Gosto muito da Janis Joplin e tenho muito carinho pela história da Amy Winehouse… Mas o que a Bethânia me provoca é algo muito especial: a voz dela me tira do prumo e me coloca numa outra dimensão. Temos vozes lindíssimas no Brasil, mas nenhum outro artista me coloca nesse lugar. Só mesmo a Bethânia.

E o que te levou ao jornalismo?

Primeiramente o fato de gostar de gente. E também gostar de contar histórias. Quando tinha uns 8 anos, fiz um jornalzinho no qual contava histórias da minha família. Então foi uma vocação que se manifestou desde cedo. Trabalhei como repórter e isso me levou a vários lugares. Poder contar diferentes histórias é algo que sempre me fascinou.

Qual a situação mais dura enfrentada na profissão?

A perda brutal do Tim Lopes (assassinado ao investigar um baile funk promovido por traficantes na Vila Cruzeiro, em 2002). Trabalhamos juntos por muitos anos, nossas baias eram uma do lado da outra. Fora o fato de termos sido vizinhos no Lido, o que também nos aproximou. A perda do Tim foi algo muito difícil.

E o que na profissão te deu mais orgulho?

O Emmy dado ao Jornal Nacional, em 2011, pela cobertura da ocupação do Complexo do Alemão (que resultou na expulsão de traficantes do local). Esse foi um momento inesquecível na profissão.

A cobertura da pandemia foi muito desafiadora para o jornalismo, especialmente no Brasil. Qual a lição trazida por essa experiência?

Não fizemos home office em hora nenhuma, pelo contrário: o trabalho presencial aumentou. E isso foi feito considerando o alto risco do contágio e com as equipes tomando todos os cuidados possíveis. Hoje, vemos que o jornalismo bem feito foi fundamental para a vacina chegar e para que as pessoas tomassem consciência da importância de se cuidarem e se vacinarem.

Há hoje um controle maior da Covid-19, que está mais endêmica do que pandêmica, mas há ainda desafios a serem vencidos…

Enfrentamos hoje outra pandemia perigosa: a da desinformação. Noto, hoje, um número maior de pessoas que entenderam o mal que a desinformação pode causar. Há uma parcela da população mais atenta a isso. É um trabalho árduo, claro, mas é fundamental tentar fazer com que a verdade prevaleça. Essa é a base do bom jornalismo.

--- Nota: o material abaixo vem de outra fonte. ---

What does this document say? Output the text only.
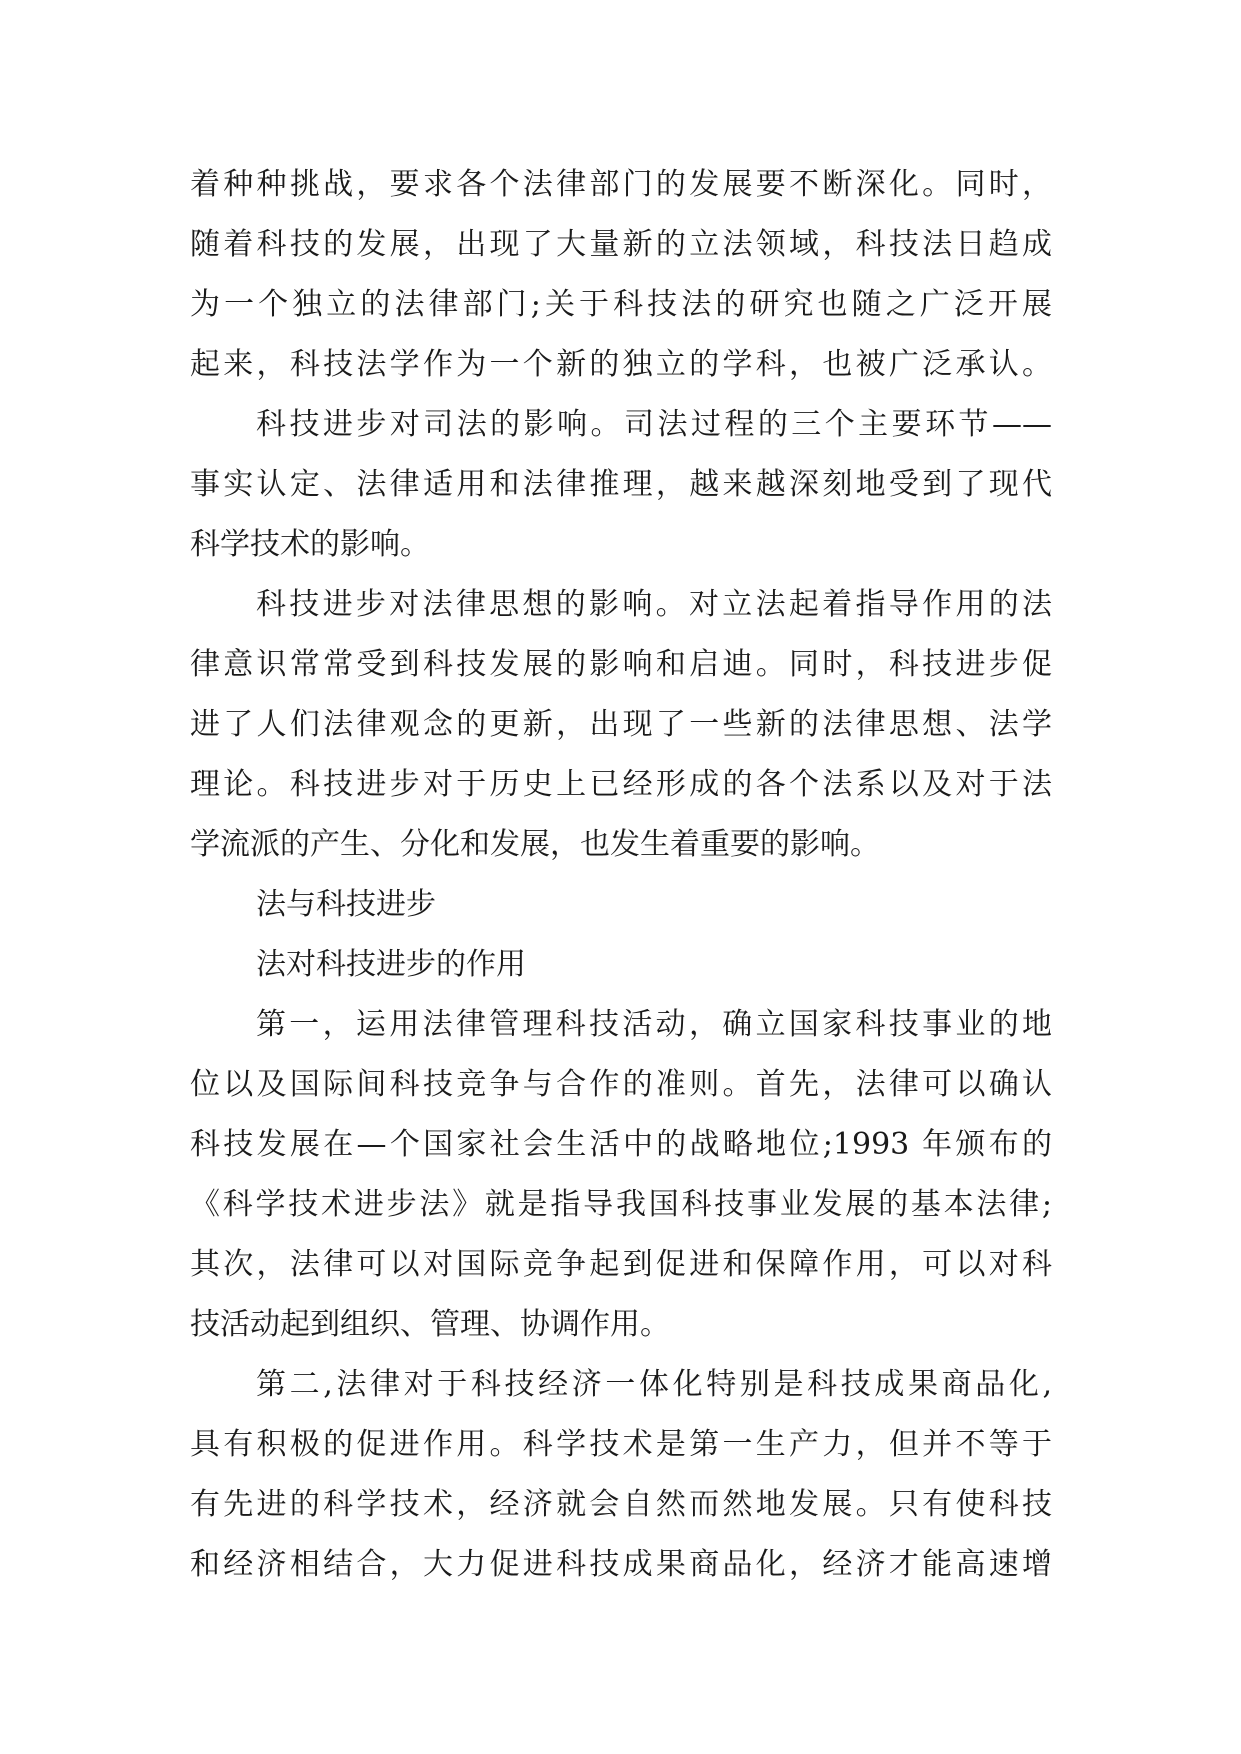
着种种挑战，要求各个法律部门的发展要不断深化。同时，
随着科技的发展，出现了大量新的立法领域，科技法日趋成
为一个独立的法律部门;关于科技法的研究也随之广泛开展
起来，科技法学作为一个新的独立的学科，也被广泛承认。
科技进步对司法的影响。司法过程的三个主要环节——
事实认定、法律适用和法律推理，越来越深刻地受到了现代
科学技术的影响。
科技进步对法律思想的影响。对立法起着指导作用的法
律意识常常受到科技发展的影响和启迪。同时，科技进步促
进了人们法律观念的更新，出现了一些新的法律思想、法学
理论。科技进步对于历史上已经形成的各个法系以及对于法
学流派的产生、分化和发展，也发生着重要的影响。
法与科技进步
法对科技进步的作用
第一，运用法律管理科技活动，确立国家科技事业的地
位以及国际间科技竞争与合作的准则。首先，法律可以确认
科技发展在—个国家社会生活中的战略地位;1993 年颁布的
《科学技术进步法》就是指导我国科技事业发展的基本法律;
其次，法律可以对国际竞争起到促进和保障作用，可以对科
技活动起到组织、管理、协调作用。
第二,法律对于科技经济一体化特别是科技成果商品化,
具有积极的促进作用。科学技术是第一生产力，但并不等于
有先进的科学技术，经济就会自然而然地发展。只有使科技
和经济相结合，大力促进科技成果商品化，经济才能高速增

Hoje, muitos jovens querem ser influenciadores e youtubers, vivendo somente o glamour da profissão. Como você vê o futuro do jornalismo?

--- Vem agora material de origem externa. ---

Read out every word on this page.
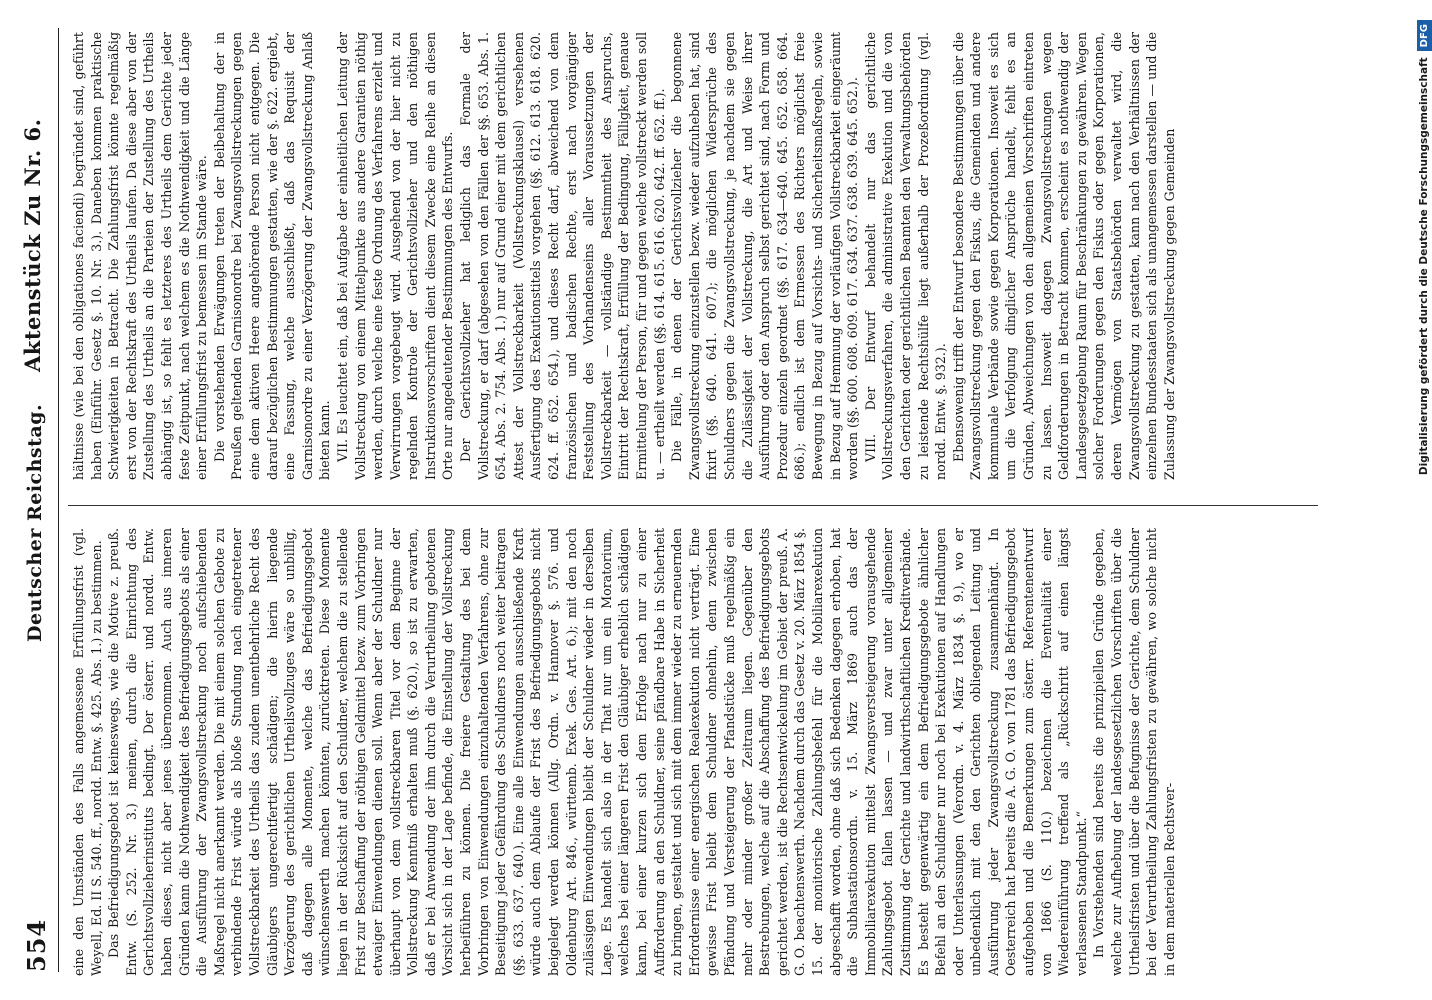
554
Deutscher Reichstag.
Aktenstück Zu Nr. 6.

eine den Umständen des Falls angemessene Erfüllungsfrist (vgl. Weyell, Ed. II S. 540. ff., nordd. Entw. §. 425. Abs. 1.) zu bestimmen. Das Befriedigungsgebot ist keineswegs, wie die Motive z. preuß. Entw. (S. 252. Nr. 3.) meinen, durch die Einrichtung des Gerichtsvollzieherinstituts bedingt. Der österr. und nordd. Entw. haben dieses, nicht aber jenes übernommen. Auch aus inneren Gründen kann die Nothwendigkeit des Befriedigungsgebots als einer die Ausführung der Zwangsvollstreckung noch aufschiebenden Maßregel nicht anerkannt werden. Die mit einem solchen Gebote zu verbindende Frist würde als bloße Stundung nach eingetretener Vollstreckbarkeit des Urtheils das zudem unentbehrliche Recht des Gläubigers ungerechtfertigt schädigen; die hierin liegende Verzögerung des gerichtlichen Urtheilsvollzuges wäre so unbillig, daß dagegen alle Momente, welche das Befriedigungsgebot wünschenswerth machen könnten, zurücktreten. Diese Momente liegen in der Rücksicht auf den Schuldner, welchem die zu stellende Frist zur Beschaffung der nöthigen Geldmittel bezw. zum Vorbringen etwaiger Einwendungen dienen soll. Wenn aber der Schuldner nur überhaupt von dem vollstreckbaren Titel vor dem Beginne der Vollstreckung Kenntniß erhalten muß (§. 620.), so ist zu erwarten, daß er bei Anwendung der ihm durch die Verurtheilung gebotenen Vorsicht sich in der Lage befinde, die Einstellung der Vollstreckung herbeiführen zu können. Die freiere Gestaltung des bei dem Vorbringen von Einwendungen einzuhaltenden Verfahrens, ohne zur Beseitigung jeder Gefährdung des Schuldners noch weiter beitragen (§§. 633. 637. 640.). Eine alle Einwendungen ausschließende Kraft würde auch dem Ablaufe der Frist des Befriedigungsgebots nicht beigelegt werden können (Allg. Ordn. v. Hannover §. 576. und Oldenburg Art. 846., württemb. Exek. Ges. Art. 6.); mit den noch zulässigen Einwendungen bleibt der Schuldner wieder in derselben Lage. Es handelt sich also in der That nur um ein Moratorium, welches bei einer längeren Frist den Gläubiger erheblich schädigen kann, bei einer kurzen sich dem Erfolge nach nur zu einer Aufforderung an den Schuldner, seine pfändbare Habe in Sicherheit zu bringen, gestaltet und sich mit dem immer wieder zu erneuernden Erfordernisse einer energischen Realexekution nicht verträgt. Eine gewisse Frist bleibt dem Schuldner ohnehin, denn zwischen Pfändung und Versteigerung der Pfandstücke muß regelmäßig ein mehr oder minder großer Zeitraum liegen. Gegenüber den Bestrebungen, welche auf die Abschaffung des Befriedigungsgebots gerichtet werden, ist die Rechtsentwickelung im Gebiet der preuß. A. G. O. beachtenswerth. Nachdem durch das Gesetz v. 20. März 1854 §. 15. der monitorische Zahlungsbefehl für die Mobiliarexekution abgeschafft worden, ohne daß sich Bedenken dagegen erhoben, hat die Subhastationsordn. v. 15. März 1869 auch das der Immobiliarexekution mittelst Zwangsversteigerung vorausgehende Zahlungsgebot fallen lassen — und zwar unter allgemeiner Zustimmung der Gerichte und landwirthschaftlichen Kreditverbände. Es besteht gegenwärtig ein dem Befriedigungsgebote ähnlicher Befehl an den Schuldner nur noch bei Exekutionen auf Handlungen oder Unterlassungen (Verordn. v. 4. März 1834 §. 9.), wo er unbedenklich mit den den Gerichten obliegenden Leitung und Ausführung jeder Zwangsvollstreckung zusammenhängt. In Oesterreich hat bereits die A. G. O. von 1781 das Befriedigungsgebot aufgehoben und die Bemerkungen zum österr. Referentenentwurf von 1866 (S. 110.) bezeichnen die Eventualität einer Wiedereinführung treffend als „Rückschritt auf einen längst verlassenen Standpunkt.“ In Vorstehenden sind bereits die prinzipiellen Gründe gegeben, welche zur Aufhebung der landesgesetzlichen Vorschriften über die Urtheilsfristen und über die Befugnisse der Gerichte, dem Schuldner bei der Verurtheilung Zahlungsfristen zu gewähren, wo solche nicht in dem materiellen Rechtsver-

hältnisse (wie bei den obligationes faciendi) begründet sind, geführt haben (Einführ. Gesetz §. 10. Nr. 3.). Daneben kommen praktische Schwierigkeiten in Betracht. Die Zahlungsfrist könnte regelmäßig erst von der Rechtskraft des Urtheils laufen. Da diese aber von der Zustellung des Urtheils an die Parteien der Zustellung des Urtheils abhängig ist, so fehlt es letzteres des Urtheils dem Gerichte jeder feste Zeitpunkt, nach welchem es die Nothwendigkeit und die Länge einer Erfüllungsfrist zu bemessen im Stande wäre. Die vorstehenden Erwägungen treten der Beibehaltung der in Preußen geltenden Garnisonordre bei Zwangsvollstreckungen gegen eine dem aktiven Heere angehörende Person nicht entgegen. Die darauf bezüglichen Bestimmungen gestatten, wie der §. 622. ergiebt, eine Fassung, welche ausschließt, daß das Requisit der Garnisonordre zu einer Verzögerung der Zwangsvollstreckung Anlaß bieten kann. VII. Es leuchtet ein, daß bei Aufgabe der einheitlichen Leitung der Vollstreckung von einem Mittelpunkte aus andere Garantien nöthig werden, durch welche eine feste Ordnung des Verfahrens erzielt und Verwirrungen vorgebeugt wird. Ausgehend von der hier nicht zu regelnden Kontrole der Gerichtsvollzieher und den nöthigen Instruktionsvorschriften dient diesem Zwecke eine Reihe an diesen Orte nur angedeutender Bestimmungen des Entwurfs. Der Gerichtsvollzieher hat lediglich das Formale der Vollstreckung, er darf (abgesehen von den Fällen der §§. 653. Abs. 1. 654. Abs. 2. 754. Abs. 1.) nur auf Grund einer mit dem gerichtlichen Attest der Vollstreckbarkeit (Vollstreckungsklausel) versehenen Ausfertigung des Exekutionstitels vorgehen (§§. 612. 613. 618. 620. 624. ff. 652. 654.), und dieses Recht darf, abweichend von dem französischen und badischen Rechte, erst nach vorgängiger Feststellung des Vorhandenseins aller Voraussetzungen der Vollstreckbarkeit — vollständige Bestimmtheit des Anspruchs, Eintritt der Rechtskraft, Erfüllung der Bedingung, Fälligkeit, genaue Ermittelung der Person, für und gegen welche vollstreckt werden soll u. — ertheilt werden (§§. 614. 615. 616. 620. 642. ff. 652. ff.). Die Fälle, in denen der Gerichtsvollzieher die begonnene Zwangsvollstreckung einzustellen bezw. wieder aufzuheben hat, sind fixirt (§§. 640. 641. 607.); die möglichen Widersprüche des Schuldners gegen die Zwangsvollstreckung, je nachdem sie gegen die Zulässigkeit der Vollstreckung, die Art und Weise ihrer Ausführung oder den Anspruch selbst gerichtet sind, nach Form und Prozedur einzeln geordnet (§§. 617. 634—640. 645. 652. 658. 664. 686.); endlich ist dem Ermessen des Richters möglichst freie Bewegung in Bezug auf Vorsichts- und Sicherheitsmaßregeln, sowie in Bezug auf Hemmung der vorläufigen Vollstreckbarkeit eingeräumt worden (§§. 600. 608. 609. 617. 634. 637. 638. 639. 645. 652.). VIII. Der Entwurf behandelt nur das gerichtliche Vollstreckungsverfahren, die administrative Exekution und die von den Gerichten oder gerichtlichen Beamten den Verwaltungsbehörden zu leistende Rechtshülfe liegt außerhalb der Prozeßordnung (vgl. nordd. Entw. §. 932.). Ebensowenig trifft der Entwurf besondere Bestimmungen über die Zwangsvollstreckung gegen den Fiskus, die Gemeinden und andere kommunale Verbände sowie gegen Korporationen. Insoweit es sich um die Verfolgung dinglicher Ansprüche handelt, fehlt es an Gründen, Abweichungen von den allgemeinen Vorschriften eintreten zu lassen. Insoweit dagegen Zwangsvollstreckungen wegen Geldforderungen in Betracht kommen, erscheint es nothwendig der Landesgesetzgebung Raum für Beschränkungen zu gewähren. Wegen solcher Forderungen gegen den Fiskus oder gegen Korporationen, deren Vermögen von Staatsbehörden verwaltet wird, die Zwangsvollstreckung zu gestatten, kann nach den Verhältnissen der einzelnen Bundesstaaten sich als unangemessen darstellen — und die Zulassung der Zwangsvollstreckung gegen Gemeinden	Digitalisierung gefördert durch die Deutsche ForschungsgemeinschaftDFG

Sou um otimista nato. O surgimento das redes sociais deu um susto em todos nós. Ela nos levou a nos reinventarmos, até para fazer frente a essa nova linguagem. Hoje, acho o jornalismo melhor do que antes. A concorrência é grande e ela nos leva à pressa, sim,  mas a ter também mais cuidado com a informação. Com a TV, o cinema e o rádio não acabaram. Novas tecnologias vão surgir e vamos nos reinventando. O importante é que o jornalismo profissional seja feito de forma ética, para que a verdade prevaleça.